IUBio

in vivo 32P labeling of Chlamy - methods

Robert A. Bloodgood rab4m at UVA.PCMAIL.VIRGINIA.EDU
Tue Jul 13 21:16:36 EST 1993


    I recently responded to a request from Ward Lutz in Jeff Salisbury's lab
for information on improving 32P labeling of Chlamydomonas and thought I
would share our current method with the Chlamy Newsgroup.
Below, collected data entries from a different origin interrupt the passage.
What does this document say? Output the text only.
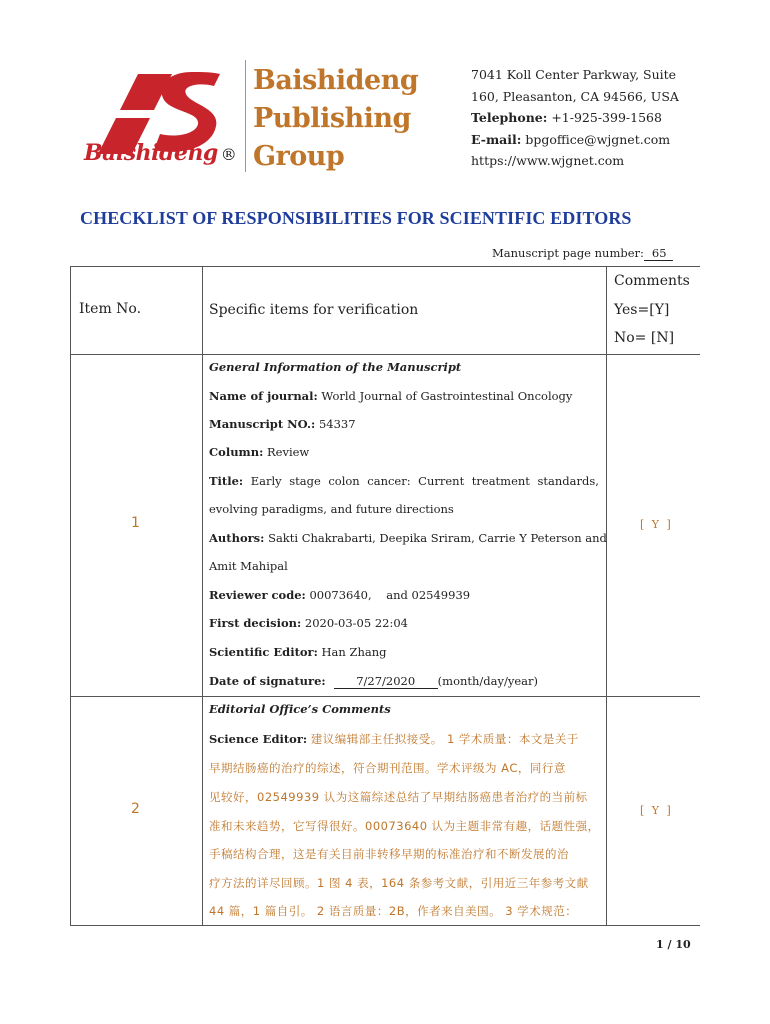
Baishideng ®
Baishideng
Publishing
Group
7041 Koll Center Parkway, Suite
160, Pleasanton, CA 94566, USA
Telephone: +1-925-399-1568
E-mail: bpgoffice@wjgnet.com
https://www.wjgnet.com
CHECKLIST OF RESPONSIBILITIES FOR SCIENTIFIC EDITORS
Manuscript page number: 65
Item No.	Specific items for verification
Comments
Yes=[Y]
No= [N]
1
General Information of the Manuscript
Name of journal: World Journal of Gastrointestinal Oncology
Manuscript NO.: 54337
Column: Review
Title: Early stage colon cancer: Current treatment standards,
evolving paradigms, and future directions
Authors: Sakti Chakrabarti, Deepika Sriram, Carrie Y Peterson and
Amit Mahipal
Reviewer code: 00073640,    and 02549939
First decision: 2020-03-05 22:04
Scientific Editor: Han Zhang
Date of signature:	7/27/2020 (month/day/year)
[ Y ]
2
Editorial Office’s Comments
Science Editor: 建议编辑部主任拟接受。 1 学术质量：本文是关于
早期结肠癌的治疗的综述，符合期刊范围。学术评级为 AC，同行意
见较好，02549939 认为这篇综述总结了早期结肠癌患者治疗的当前标
准和未来趋势，它写得很好。00073640 认为主题非常有趣，话题性强，
手稿结构合理，这是有关目前非转移早期的标准治疗和不断发展的治
疗方法的详尽回顾。1 图 4 表，164 条参考文献，引用近三年参考文献
44 篇，1 篇自引。 2 语言质量：2B，作者来自美国。 3 学术规范：
[ Y ]
1 / 10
We grow
Chlamydomonas reinhardtii, strain pf-18, in medium I of Sager and Granick,
what anyone ever associated with Joel Rosenbaum's lab calls M (minimal)
Medium.  For 32P-labeling we grow small cultures for 3 days in medium with
10% of the normal level of each of the two phosphate stocks plus 10 mM Hepes,
all adjusted to pH 7.0-7.2.  We then use these small cultures to start 8
liter cultures which are grown for 3 days, again in medium with 10% of the
normal level of cold phosphate plus 10 mM Hepes.  We don't see any obvious
reduction in the rate of cell growth with this phosphate depleted medium.  We
collect cells into M medium lacking all phosphate and containing 20 mM Hepes.
We add 5 mCi of NEX-053 (New England Nuclear) Orthophosphoric acid in water
to 200 mls of cells in medium minus phosphate plus Hepes at 4 X 10 to the 7th
cells/ml giving a final concentration of 25 microCuries/ml. For some
experiments, the cells will be divided into two separate 100 ml batches - we
do the phosphorylation (and any subsequent drug treatments) in 250 ml plastic
round bottom centrifuge bottles.  We predilute the 32P-orthophosphoric acid
stock with 5 mls of medium before adding it dropwise to the cells rotating on
a shaker.  We usually incubate cells with 32P for 60 minutes at RT on a
shaker in front of bright fluorescent lights, although we find a 10 minute
incubation gives plenty of incorporation into proteins and no difference in
the 2D pattern of flagellar phosphoproteins relative to 60 minutes.  At the
end of the 60 minute labeling time, cells are diluted with equal volume of
cold medium, centrifuged in the cold and resuspended in a small volume of a
ice cold Witman's HMDS (4% sucrose) medium and then deflagellated by addition
of dibucaine per procedures in Witman Methods in Enzymology article.
Immediately after deflagellation, we add an equal volume of an ice cold STOP
solution containing 20 mM Hepes, 20 mM EGTA, 200 mM NaF, 4% sucrose,
Aprotinin, Microcystin and Okadaic acid to slow down the kinases,
phosphatases and proteases.  We go on to purify and fractionate the flagella,
although your interest may well lie with the cell bodies.  We get plenty of
label into flagellar proteins, even though we are not regenerating the
flagella in the presence of the label.  Our 2-D gels of flagellar
membrane-matrix phosphoproteins are usually exposed to X-ray film with one
Cronex enhancing screen for less than 12 hours.  Spots on the 2D gels are
plenty hot to do phosphoamino acid analysis with exposure times of a week. I
am sure this procedure can be scaled down considerably but we often go on to
fractionate or immunoprecipitate the 32P-flagellar membrane-matrix fraction
so we want to start with lots of flagella.